Your Excellency, I have cared to find out those who are making the loudest noise against gradual re-opening of schools. Yes, they may be genuinely concerned about the safety of children but they are not proposing practical measures on how to handle teaching and learning in case a vaccine is not developed. We all know that online teaching and learning benefits a few in Uganda. This group advocating for schools being closed indefinitely comprises of urban elites with formal employment including those employed by government in public primary and secondary schools. They are earning a salary and have facilities at home. Their children are enjoying virtual platforms as they continue homeschooling.
Others are teaching their own children at home or hiring private teachers to teach children in their comfort of their homes. A good number of schools in Kampala and other urban areas have continued teaching online and those with TVs are learning. Even if schools close for a year or two, the children of these parents are unlikely to repeat classes. They will progress to the next class. Mr. President these could be the category of parents who call you not to re-open schools. They are the ones threatening not to send their children to schools until the government declares zero COVID-19 cases or till a vaccine is available.

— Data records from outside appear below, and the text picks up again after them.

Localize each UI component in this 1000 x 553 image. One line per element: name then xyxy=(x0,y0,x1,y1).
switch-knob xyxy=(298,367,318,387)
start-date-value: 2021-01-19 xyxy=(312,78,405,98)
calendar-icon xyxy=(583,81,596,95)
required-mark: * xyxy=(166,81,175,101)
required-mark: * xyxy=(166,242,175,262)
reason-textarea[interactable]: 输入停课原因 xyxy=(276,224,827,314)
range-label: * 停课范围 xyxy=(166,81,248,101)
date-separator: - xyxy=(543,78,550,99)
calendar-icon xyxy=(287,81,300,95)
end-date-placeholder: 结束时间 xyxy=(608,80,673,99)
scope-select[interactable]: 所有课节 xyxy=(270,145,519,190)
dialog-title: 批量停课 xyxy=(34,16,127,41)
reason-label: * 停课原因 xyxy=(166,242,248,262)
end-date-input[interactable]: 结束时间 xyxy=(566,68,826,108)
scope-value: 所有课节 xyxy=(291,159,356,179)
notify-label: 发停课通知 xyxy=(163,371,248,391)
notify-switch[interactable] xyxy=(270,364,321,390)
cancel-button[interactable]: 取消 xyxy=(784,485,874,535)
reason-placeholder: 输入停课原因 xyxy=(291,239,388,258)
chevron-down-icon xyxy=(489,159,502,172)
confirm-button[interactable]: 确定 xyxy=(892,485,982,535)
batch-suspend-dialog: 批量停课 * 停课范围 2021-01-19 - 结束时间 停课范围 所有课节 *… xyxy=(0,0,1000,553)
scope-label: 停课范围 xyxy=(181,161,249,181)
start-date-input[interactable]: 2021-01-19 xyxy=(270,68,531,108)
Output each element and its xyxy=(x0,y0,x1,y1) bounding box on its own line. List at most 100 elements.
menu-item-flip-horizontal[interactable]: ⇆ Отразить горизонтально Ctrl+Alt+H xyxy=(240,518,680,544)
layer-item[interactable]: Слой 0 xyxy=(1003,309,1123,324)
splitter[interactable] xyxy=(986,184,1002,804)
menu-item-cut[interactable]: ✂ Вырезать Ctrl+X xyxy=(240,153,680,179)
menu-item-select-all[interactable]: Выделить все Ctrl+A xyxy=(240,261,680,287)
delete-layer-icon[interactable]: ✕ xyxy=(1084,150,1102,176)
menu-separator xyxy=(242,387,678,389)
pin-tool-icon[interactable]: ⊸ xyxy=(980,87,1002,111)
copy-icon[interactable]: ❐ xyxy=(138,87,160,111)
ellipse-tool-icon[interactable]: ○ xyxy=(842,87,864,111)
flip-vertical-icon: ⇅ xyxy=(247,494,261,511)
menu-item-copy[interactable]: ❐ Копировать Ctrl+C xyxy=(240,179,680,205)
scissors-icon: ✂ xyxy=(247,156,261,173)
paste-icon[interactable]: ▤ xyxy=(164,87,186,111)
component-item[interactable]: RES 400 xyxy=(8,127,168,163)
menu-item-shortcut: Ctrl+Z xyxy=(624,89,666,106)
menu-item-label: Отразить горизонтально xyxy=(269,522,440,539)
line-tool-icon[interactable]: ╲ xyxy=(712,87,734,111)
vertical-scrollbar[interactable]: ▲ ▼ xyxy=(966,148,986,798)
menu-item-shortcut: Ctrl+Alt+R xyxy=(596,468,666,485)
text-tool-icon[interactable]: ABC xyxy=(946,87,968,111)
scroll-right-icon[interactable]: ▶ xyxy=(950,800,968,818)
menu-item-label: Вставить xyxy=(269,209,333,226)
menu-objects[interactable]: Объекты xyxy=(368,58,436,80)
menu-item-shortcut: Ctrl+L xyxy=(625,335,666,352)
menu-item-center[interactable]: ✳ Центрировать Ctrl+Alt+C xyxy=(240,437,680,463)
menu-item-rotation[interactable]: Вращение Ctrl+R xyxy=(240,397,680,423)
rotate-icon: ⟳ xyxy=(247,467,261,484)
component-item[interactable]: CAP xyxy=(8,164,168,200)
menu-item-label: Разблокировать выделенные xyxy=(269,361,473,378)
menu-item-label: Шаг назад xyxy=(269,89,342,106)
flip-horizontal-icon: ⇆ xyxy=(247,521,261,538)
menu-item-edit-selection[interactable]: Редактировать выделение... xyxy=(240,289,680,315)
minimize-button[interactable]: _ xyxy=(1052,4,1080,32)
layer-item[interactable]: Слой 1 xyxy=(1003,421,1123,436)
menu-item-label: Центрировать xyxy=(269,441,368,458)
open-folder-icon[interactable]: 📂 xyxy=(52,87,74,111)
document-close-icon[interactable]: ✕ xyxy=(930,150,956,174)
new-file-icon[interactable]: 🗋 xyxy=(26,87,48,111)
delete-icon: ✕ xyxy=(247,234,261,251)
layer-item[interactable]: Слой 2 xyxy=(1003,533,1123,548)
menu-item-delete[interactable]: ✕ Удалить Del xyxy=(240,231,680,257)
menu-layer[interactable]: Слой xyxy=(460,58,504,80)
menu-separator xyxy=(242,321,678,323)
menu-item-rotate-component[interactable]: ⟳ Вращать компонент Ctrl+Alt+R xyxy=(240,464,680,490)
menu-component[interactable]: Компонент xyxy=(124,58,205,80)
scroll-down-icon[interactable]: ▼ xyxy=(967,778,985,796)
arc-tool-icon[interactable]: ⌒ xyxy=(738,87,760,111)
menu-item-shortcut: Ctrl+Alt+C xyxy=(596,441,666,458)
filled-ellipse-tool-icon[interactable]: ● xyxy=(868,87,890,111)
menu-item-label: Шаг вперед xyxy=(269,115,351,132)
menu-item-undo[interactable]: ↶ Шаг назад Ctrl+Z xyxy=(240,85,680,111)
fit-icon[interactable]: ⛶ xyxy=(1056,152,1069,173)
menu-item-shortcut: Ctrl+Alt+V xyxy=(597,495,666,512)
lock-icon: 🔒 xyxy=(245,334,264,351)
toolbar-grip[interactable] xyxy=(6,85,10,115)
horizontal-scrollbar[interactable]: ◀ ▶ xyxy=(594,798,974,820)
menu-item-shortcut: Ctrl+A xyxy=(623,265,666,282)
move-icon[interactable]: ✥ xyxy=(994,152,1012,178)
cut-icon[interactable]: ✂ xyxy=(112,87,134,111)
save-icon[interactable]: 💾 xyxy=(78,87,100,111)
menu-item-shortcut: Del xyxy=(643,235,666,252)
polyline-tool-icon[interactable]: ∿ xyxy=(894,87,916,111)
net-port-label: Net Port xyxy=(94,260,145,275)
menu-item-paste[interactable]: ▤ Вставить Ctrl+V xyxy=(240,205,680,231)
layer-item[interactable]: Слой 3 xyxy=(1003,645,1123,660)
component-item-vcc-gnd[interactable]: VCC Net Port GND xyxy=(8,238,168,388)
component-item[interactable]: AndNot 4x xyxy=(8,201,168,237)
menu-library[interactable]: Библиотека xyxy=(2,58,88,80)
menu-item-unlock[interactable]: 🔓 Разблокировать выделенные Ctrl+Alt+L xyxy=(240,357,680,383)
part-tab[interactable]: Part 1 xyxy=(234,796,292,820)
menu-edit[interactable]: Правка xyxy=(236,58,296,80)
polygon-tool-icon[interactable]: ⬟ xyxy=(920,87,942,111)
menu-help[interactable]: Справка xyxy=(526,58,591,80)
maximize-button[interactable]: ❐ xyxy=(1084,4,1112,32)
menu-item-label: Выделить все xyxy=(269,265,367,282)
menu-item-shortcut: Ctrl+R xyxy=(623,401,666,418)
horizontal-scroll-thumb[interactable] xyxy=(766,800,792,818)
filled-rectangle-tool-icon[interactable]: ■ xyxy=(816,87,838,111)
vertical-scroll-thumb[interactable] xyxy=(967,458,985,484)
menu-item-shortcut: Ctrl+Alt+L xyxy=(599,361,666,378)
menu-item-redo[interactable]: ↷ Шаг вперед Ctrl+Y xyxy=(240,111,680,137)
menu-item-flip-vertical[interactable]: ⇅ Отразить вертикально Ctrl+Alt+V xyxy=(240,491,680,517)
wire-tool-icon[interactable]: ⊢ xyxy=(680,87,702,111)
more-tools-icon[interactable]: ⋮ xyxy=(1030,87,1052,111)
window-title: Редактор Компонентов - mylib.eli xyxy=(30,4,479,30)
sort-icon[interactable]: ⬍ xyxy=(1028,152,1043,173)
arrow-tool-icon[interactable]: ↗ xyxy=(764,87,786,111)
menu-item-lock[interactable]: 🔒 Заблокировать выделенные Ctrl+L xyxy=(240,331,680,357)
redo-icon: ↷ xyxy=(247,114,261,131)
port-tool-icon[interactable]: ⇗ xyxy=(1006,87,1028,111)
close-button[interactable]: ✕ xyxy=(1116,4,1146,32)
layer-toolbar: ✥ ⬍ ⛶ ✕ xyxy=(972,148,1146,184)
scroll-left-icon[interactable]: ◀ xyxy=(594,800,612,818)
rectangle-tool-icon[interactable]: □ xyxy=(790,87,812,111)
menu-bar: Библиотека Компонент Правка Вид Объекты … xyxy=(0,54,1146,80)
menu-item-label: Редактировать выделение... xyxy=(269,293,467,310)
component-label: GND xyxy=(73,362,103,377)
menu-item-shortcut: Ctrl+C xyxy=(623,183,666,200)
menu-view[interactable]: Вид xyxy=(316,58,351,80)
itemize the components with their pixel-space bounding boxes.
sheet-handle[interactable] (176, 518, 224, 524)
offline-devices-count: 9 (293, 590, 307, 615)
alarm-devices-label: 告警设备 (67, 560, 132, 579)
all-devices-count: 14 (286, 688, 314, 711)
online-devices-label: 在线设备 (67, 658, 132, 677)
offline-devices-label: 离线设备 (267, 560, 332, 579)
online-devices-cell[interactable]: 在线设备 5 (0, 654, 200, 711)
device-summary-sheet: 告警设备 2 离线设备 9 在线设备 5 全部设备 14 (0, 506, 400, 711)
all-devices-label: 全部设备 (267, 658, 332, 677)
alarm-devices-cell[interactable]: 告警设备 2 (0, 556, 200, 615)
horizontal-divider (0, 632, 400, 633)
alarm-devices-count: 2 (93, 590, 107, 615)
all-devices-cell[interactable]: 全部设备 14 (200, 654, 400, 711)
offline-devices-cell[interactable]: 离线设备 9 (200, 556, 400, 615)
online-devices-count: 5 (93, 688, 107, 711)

This group has nothing to lose with schools staying closed. I can be classified in this group. Over the last 3 months, I have been in charge of my children’s education. I have even been thinking of opting‐out of formal schooling altogether because I have been inspired by the learning and growth of my children in all aspects during this time at home. This COVID-19 crisis, while terrible overall, has revealed to me that children can be educated without being formally being in our normal and expensive schools.
Mr. President, those who are like me in a privileged position to do home schooling or follow virtual classes or benefit from TV lessons and newspaper pull outs are very few probably less than 5% of parents in Uganda. We must think about other parents and children who are not schooling at all the moment schools closed. You are in a very privileged position and we are lucky to have a president who appreciates scientific information and makes use of intelligence information to make decisions for the common good. I am sure you are already doing more consultations and you will make the best decision to help a common man deep in villages with no access to internet, TVs and even radio.